Cela chamboule les plans, oblige à trouver des solutions : il y en a et les vins partiront quand même, avec juste un peu de retard.
Mais les vins eux restent bien dans leur terroir : j’aime bien cette idée de ce continuum, cet ancrage alors que je suis obligé de déserter : le vin, lui, reste fidèle ; j’ai même le sentiment qu’il progresse pour être toujours plus lié à ce lieu. Il progresse à chaque nouveau millésime, mais il progresse également en bouteille et s’affirme, affirme son identité, avec le temps. Les derniers témoignages postés sur LPV, sur des cuvées dégustées pendant les fêtes, me réjouissent et avancent sur la carte du sans faute. Ils donnent satisfaction, donnent du plaisir, donnent ce que l’on attend d’eux et parfois au-delà.

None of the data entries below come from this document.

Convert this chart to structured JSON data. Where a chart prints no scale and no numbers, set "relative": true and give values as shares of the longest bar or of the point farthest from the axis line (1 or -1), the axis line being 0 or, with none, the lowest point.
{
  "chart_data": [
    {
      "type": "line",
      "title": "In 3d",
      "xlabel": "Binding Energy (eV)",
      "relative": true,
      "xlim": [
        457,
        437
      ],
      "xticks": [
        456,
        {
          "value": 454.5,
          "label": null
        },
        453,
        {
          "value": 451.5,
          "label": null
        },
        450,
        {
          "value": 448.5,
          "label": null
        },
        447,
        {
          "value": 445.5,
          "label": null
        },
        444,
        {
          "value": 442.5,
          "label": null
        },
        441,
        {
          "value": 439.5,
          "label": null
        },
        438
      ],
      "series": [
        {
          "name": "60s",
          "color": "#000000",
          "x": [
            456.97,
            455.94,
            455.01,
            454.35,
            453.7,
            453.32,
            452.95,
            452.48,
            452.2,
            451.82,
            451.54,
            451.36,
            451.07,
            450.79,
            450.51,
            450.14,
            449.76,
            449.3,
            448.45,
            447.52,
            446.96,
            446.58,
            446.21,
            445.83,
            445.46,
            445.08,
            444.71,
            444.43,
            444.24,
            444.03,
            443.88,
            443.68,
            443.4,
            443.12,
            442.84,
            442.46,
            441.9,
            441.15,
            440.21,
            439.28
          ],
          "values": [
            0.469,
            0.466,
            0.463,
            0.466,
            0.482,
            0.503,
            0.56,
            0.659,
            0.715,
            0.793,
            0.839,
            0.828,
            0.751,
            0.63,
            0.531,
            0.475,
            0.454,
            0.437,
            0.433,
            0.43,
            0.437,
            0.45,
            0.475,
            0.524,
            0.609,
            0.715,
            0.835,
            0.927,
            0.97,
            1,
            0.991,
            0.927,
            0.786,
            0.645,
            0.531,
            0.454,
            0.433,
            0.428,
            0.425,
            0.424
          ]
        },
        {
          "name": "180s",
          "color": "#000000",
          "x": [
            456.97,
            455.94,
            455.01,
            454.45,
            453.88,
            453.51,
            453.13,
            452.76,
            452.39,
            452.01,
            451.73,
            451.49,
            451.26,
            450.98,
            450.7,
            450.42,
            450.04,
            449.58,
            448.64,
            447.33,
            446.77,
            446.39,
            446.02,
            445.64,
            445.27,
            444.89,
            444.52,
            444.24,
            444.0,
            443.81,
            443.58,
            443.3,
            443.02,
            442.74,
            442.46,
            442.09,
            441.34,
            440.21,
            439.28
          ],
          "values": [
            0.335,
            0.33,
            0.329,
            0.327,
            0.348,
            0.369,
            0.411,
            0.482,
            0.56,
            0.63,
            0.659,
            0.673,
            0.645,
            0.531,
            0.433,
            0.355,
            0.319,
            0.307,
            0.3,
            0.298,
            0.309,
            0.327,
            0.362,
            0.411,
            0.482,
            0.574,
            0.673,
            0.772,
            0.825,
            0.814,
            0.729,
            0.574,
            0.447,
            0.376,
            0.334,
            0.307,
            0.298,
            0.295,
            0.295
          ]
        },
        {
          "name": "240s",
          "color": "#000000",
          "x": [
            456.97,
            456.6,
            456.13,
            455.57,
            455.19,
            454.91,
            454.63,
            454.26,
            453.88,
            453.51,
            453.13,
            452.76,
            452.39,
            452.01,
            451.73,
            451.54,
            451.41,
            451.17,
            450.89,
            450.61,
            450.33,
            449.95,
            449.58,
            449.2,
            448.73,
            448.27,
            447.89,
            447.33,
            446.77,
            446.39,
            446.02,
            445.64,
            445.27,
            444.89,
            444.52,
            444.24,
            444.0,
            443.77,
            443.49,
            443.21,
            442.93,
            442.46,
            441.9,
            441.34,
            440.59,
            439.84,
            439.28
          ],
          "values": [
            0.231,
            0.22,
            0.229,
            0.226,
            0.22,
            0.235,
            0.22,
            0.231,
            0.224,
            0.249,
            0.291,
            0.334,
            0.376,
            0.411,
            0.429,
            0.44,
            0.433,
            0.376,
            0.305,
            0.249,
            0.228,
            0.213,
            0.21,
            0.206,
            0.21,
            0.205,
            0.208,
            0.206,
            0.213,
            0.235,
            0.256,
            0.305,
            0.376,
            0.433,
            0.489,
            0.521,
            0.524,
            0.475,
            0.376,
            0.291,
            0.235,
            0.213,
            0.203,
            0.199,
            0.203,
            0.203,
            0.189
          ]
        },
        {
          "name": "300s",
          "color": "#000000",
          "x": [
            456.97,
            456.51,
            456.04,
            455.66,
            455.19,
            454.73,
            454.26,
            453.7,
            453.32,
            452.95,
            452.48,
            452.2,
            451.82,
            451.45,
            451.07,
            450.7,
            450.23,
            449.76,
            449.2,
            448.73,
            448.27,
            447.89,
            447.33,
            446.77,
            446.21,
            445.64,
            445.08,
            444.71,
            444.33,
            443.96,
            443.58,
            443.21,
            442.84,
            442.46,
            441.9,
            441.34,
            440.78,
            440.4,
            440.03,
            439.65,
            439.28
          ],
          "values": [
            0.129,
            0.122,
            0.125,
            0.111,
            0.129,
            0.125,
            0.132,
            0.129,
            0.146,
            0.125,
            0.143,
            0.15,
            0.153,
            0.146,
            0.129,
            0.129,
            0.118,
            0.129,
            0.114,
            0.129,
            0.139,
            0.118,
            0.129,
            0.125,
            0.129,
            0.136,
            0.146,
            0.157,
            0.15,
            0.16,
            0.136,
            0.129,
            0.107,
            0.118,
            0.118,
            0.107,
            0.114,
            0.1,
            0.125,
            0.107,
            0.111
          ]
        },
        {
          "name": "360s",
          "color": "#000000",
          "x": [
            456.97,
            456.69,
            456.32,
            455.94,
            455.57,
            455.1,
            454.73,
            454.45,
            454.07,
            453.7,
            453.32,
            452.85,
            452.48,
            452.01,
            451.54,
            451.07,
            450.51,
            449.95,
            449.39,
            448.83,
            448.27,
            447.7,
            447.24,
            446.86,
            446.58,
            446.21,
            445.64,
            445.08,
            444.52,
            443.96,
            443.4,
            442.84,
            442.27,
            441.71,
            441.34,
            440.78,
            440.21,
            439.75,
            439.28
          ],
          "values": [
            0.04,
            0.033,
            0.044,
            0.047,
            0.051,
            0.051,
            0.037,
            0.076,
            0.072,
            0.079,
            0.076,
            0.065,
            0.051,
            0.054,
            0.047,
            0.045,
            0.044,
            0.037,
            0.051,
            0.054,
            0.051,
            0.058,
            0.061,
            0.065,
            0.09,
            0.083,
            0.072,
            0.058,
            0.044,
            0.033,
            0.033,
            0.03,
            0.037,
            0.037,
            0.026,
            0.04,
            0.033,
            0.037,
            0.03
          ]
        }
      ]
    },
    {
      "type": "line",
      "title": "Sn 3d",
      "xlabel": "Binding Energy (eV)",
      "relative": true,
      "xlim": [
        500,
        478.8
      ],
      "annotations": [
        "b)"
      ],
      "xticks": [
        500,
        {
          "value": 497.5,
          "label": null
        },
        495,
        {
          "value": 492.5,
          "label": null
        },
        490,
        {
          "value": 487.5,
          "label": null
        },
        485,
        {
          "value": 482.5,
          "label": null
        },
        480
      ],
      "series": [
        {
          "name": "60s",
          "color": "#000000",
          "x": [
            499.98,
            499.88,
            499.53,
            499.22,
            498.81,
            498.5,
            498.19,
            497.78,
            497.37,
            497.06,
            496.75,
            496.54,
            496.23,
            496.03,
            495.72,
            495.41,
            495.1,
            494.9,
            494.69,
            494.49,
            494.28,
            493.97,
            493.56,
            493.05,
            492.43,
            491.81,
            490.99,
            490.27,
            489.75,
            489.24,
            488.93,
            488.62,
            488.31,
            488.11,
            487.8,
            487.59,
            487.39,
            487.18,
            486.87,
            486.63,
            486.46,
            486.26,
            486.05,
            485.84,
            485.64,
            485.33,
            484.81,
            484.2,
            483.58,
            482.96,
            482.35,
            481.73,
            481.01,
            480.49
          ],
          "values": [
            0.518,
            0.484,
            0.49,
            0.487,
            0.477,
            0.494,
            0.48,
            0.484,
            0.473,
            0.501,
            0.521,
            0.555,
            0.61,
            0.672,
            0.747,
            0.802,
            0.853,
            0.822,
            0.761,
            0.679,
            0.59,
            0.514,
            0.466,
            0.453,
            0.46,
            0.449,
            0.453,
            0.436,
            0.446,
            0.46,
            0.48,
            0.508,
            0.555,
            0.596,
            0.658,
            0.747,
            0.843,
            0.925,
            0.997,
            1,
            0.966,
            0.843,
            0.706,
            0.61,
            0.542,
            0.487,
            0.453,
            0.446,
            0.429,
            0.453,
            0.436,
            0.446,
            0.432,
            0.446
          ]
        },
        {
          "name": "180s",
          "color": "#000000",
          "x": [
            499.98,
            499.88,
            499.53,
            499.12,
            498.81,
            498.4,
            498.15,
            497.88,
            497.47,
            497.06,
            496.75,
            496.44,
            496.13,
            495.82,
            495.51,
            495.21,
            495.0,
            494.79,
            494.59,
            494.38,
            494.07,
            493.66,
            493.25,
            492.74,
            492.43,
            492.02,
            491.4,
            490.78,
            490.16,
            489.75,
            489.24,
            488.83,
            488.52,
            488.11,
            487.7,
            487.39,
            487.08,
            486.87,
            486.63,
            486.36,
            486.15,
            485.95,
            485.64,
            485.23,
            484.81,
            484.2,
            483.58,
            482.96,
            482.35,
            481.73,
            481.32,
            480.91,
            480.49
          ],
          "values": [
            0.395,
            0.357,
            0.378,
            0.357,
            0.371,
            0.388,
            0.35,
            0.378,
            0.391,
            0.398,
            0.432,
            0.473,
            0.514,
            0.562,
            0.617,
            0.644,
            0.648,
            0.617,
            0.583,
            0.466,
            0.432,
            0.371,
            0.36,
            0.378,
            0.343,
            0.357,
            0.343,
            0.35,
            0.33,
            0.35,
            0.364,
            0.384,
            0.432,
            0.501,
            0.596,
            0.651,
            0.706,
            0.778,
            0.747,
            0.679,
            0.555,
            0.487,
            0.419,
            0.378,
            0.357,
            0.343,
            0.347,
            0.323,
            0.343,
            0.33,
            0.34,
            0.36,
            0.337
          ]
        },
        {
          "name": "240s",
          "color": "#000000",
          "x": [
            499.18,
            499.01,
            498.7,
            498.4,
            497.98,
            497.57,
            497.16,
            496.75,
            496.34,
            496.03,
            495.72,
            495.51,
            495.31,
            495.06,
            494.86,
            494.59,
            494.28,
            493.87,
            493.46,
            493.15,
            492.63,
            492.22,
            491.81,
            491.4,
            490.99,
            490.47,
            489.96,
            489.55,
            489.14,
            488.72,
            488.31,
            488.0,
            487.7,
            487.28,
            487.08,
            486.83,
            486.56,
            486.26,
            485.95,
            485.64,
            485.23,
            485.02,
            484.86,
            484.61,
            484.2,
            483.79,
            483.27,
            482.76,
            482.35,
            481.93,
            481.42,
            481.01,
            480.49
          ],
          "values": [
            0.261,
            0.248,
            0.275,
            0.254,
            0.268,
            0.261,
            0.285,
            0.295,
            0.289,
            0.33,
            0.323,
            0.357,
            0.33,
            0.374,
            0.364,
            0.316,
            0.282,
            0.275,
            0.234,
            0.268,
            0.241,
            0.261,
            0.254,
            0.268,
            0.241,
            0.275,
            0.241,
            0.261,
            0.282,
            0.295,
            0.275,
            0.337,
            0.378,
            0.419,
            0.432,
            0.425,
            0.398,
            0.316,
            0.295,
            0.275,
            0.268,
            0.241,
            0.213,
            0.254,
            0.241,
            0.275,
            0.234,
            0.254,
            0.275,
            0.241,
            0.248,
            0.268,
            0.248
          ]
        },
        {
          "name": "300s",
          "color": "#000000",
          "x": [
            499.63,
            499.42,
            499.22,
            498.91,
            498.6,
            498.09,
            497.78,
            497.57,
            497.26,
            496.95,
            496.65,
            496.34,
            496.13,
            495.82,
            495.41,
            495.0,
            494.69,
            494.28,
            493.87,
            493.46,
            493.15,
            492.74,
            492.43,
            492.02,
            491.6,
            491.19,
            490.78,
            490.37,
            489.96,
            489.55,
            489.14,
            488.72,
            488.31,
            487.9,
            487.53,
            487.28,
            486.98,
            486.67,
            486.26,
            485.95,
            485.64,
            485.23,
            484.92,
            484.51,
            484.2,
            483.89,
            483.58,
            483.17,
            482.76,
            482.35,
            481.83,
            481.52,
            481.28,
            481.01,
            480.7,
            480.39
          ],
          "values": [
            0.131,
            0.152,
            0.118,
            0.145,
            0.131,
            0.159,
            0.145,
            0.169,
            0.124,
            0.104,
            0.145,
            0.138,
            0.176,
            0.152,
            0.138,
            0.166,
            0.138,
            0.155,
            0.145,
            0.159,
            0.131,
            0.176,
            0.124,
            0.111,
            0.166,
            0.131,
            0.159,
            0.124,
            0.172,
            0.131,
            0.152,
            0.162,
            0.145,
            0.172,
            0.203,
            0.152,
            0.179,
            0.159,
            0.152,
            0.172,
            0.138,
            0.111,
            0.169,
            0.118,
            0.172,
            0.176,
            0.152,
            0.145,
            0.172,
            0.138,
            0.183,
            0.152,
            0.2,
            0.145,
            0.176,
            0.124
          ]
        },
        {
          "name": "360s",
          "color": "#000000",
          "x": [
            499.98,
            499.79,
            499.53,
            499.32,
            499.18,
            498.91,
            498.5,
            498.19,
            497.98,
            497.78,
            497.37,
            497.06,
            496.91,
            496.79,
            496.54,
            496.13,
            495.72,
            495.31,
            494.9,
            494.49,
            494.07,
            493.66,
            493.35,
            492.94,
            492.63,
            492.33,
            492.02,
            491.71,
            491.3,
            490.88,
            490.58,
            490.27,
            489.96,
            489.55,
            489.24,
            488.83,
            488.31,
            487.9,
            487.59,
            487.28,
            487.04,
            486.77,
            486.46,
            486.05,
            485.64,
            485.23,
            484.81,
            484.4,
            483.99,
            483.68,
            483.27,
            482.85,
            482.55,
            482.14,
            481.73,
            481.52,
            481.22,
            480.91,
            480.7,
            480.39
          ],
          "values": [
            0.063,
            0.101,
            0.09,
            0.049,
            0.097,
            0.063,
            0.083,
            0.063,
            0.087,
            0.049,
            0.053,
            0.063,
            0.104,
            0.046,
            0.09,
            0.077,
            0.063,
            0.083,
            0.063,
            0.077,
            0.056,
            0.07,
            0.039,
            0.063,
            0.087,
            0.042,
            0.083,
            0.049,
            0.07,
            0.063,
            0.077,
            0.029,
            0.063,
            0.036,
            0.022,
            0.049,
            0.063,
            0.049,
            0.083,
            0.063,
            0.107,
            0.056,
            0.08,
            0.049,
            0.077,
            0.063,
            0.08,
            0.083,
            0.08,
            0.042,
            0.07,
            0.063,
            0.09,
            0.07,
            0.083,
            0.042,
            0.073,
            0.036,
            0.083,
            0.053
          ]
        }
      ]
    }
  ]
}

De ce point de vue, je suis très heureux de voir l’évolution du Riesling 2018 que le temps est en train de dompter, qui garde néanmoins une forte personnalité et qui, j’en suis certain, a encore bien des choses à montrer.
Tous les 2019 se dégustent bien aujourd’hui ; ce sera finalement le pinot gris 2019 qui aura mis le plus de temps à sortir de sa gangue.
Du temps, il en faudra aux 2020, mais ils sont les dignes successeurs et la nouvelle cuvée, finalement nommée « Riesling + » a encaissé la mise sans trop de heurts. Nous avons apporté un grand soin à cette mise en bouteilles pour éviter au maximum que le choc ne soit trop long et trop profond. Mais de toute façon, je sais maintenant que le vin a besoin du temps saisonnier et qu’il faut l’installation du printemps pour que le vin se livre tout à fait, d’autant plus que la cave du Clos est bien froide en ce moment. (Sans rentrer dans les détails ni les secrets, le dosage en sulfites s’est fait a minima et 10 jours avant la mise). En 2020, les cuvées classiques de riesling et de pinot gris auront des noms slovènes : renski rizling et sivi pinot. C’était bien la moindre des choses. Les étiquettes ont également changé sans perdre leur âme tout comme la forme des bouteilles qui est, elle aussi, très Europe Centrale.
2021 marquera à coup sûr un tournant pour le Clos Veličane : tout le riesling se situera au niveau de la cuvée Riesling +, sans doute même au-delà : les vins ont gagné en profondeur, en densité : je le dois au millésime exceptionnel, sans aucun doute, mais aussi à une taille plus sévère (très sévère) et à un contrôle rigoureux des rendements. La charge sur chaque pied n’excédant pas 800 / 900 grammes. Il est également fort probable qu’à l’avenir, la part du liquoreux de pinot gris soit plus importante. En 2021, Pozna Letina est un vin hors norme ; chacune de ses dégustations sur fût donne beaucoup d’émotion. La production a été confidentielle (il y a 100 litres en tout), mais élargir la production est certes un pari risqué, cependant compte tenu du potentiel que j’observe sur ce mode de production, cela vaut sans doute la peine d’aller plus loin. C’était de toute façon mon idée première : elle me faisait peur par manque d’expérience, mais je me rends compte que la réalisation de vendanges aussi tardives, comme je l’ai fait en 2019 ou en 2021 est une aventure exceptionnelle qui, par ailleurs, me fait renouer avec une passion des vins moelleux que j’avais un peu délaissée.
Le tour d’horizon me semble complet, à l’aube de cette nouvelle année, j’y vois même quelques résolutions …
Mon vœu le plus cher reste de toujours aller de l’avant dans la qualité : les derniers témoignages me laissent penser que les vins du Clos Veličane sont sur la bonne voie. Quelque soit la direction du chemin, vers l'Ouest ou l'Est, garder ce cap semble essentiel.